В большой, представительского класса машине с шофером и мигалкой Ксафонов глухо молчал. Когда остановились у ворот окруженной забором башни, выразил надежду, что до встречи с ним Серпухин не наделает новых глупостей. Говорил с Мокеем через губу, не скрывая пренебрежения, но тому все эти ужимки были до лампочки, он слишком устал, чтобы обращать внимание на такие мелочи.
Оказавшись наконец в пустой, ставшей гулкой и нежилой квартире и все еще не веря собственному счастью, Серпухин скинул грязные обноски и долго нежился в массирующих струях джакузи. Болела выжженная железом рана, ныла помятая грудь, но в остальном жизнь снова была прекрасна. Гвоздю, думал Мокей со злорадством, досталось куда больше, и эта жестокая мысль приносила ему удовлетворение. Но не только его. Вернулись к Серпухину и сомнения относительно собственного психического здоровья, как и понимание тонкости грани, на которой он балансирует. Попытки немедленно осмыслить случившееся могли только осложнить ситуацию, и Мокей отложил их до лучших времен. Ему очень не хотелось попасть в руки врачей уникальной по своей беспомощности профессии, вырваться из которых во все времена было делом весьма и весьма непростым.
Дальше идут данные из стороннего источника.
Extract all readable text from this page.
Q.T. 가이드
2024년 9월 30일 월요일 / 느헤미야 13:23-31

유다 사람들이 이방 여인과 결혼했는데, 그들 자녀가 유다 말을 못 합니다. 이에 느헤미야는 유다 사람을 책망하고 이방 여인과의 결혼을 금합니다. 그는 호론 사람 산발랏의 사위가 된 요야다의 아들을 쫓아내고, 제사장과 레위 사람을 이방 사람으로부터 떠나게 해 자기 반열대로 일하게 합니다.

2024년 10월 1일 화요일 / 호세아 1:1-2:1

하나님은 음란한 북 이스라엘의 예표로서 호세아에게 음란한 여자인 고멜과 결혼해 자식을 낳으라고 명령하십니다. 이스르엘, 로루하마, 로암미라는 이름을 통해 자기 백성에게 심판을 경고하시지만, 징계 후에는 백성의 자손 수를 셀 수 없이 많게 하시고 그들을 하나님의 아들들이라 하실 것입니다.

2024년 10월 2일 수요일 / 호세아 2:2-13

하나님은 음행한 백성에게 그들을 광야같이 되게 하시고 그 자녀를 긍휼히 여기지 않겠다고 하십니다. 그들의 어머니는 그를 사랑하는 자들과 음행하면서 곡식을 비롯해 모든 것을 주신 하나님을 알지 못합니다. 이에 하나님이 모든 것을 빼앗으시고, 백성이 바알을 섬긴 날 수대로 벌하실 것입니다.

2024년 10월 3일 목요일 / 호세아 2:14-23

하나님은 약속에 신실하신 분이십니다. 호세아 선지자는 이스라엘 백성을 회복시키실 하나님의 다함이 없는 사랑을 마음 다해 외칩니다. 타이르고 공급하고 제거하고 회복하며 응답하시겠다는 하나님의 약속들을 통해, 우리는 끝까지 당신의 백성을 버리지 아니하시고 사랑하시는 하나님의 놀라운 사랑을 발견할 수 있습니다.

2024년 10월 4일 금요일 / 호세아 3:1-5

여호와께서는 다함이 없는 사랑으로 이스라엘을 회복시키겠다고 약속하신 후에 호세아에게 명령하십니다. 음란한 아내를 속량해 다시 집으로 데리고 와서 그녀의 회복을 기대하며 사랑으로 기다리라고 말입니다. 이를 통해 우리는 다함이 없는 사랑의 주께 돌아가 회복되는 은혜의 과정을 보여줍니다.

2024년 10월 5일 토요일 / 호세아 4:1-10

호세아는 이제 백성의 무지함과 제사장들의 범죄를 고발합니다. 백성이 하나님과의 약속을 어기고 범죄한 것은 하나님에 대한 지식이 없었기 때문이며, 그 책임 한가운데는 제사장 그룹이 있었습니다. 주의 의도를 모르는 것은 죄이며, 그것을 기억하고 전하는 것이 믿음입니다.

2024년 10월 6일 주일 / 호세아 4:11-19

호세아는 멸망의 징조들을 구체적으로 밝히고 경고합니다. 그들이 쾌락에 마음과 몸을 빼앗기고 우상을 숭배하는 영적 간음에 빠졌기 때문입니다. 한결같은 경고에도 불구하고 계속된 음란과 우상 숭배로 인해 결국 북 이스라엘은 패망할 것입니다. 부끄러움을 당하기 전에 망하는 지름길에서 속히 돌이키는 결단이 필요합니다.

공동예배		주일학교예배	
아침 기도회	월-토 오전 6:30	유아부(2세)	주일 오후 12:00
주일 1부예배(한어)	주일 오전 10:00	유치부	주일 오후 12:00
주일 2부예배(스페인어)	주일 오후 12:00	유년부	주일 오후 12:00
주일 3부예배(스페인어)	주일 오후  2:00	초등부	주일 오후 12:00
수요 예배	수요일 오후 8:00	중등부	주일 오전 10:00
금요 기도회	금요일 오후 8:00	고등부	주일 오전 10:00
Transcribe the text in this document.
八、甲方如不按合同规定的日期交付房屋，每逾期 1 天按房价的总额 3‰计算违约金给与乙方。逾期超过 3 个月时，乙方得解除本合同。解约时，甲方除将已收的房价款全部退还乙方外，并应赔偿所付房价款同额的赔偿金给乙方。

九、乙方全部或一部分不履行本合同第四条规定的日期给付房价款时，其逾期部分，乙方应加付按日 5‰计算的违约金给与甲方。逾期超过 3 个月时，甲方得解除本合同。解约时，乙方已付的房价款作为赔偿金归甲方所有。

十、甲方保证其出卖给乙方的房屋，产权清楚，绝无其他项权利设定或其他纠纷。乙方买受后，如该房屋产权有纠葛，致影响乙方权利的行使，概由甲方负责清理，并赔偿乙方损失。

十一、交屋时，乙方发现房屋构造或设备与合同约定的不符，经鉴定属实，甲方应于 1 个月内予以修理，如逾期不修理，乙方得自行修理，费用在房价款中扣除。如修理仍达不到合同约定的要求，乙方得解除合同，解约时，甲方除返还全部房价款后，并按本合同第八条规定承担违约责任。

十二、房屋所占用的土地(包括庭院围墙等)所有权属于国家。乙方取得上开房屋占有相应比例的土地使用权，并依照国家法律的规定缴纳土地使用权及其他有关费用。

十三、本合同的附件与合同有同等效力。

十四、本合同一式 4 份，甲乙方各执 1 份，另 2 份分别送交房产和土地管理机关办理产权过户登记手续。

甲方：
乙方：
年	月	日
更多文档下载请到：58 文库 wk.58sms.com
Выйдя из ванной и облачившись в махровый халат, Серпухин, как каждый убегающий от действительности человек, включил телевизор. Там кого-то привычно убивали, но факт чужой смерти ни в малой мере его не заинтересовал, хватало и своих проблем. Налив в стакан виски и следуя заведенному порядку, Мокей проверил память телефона и был несказанно удивлен, обнаружив, что ему никто не звонил. Обычно от друзей-приятелей не было отбоя, а тут мертвая тишина. «Скорее всего, Алиска растрепала всем и каждому о его неприятностях, — решил он, — с нее, дуры, станет». Только должна же быть еще и человеческая порядочность или по крайней мере хоть какая-то солидарность…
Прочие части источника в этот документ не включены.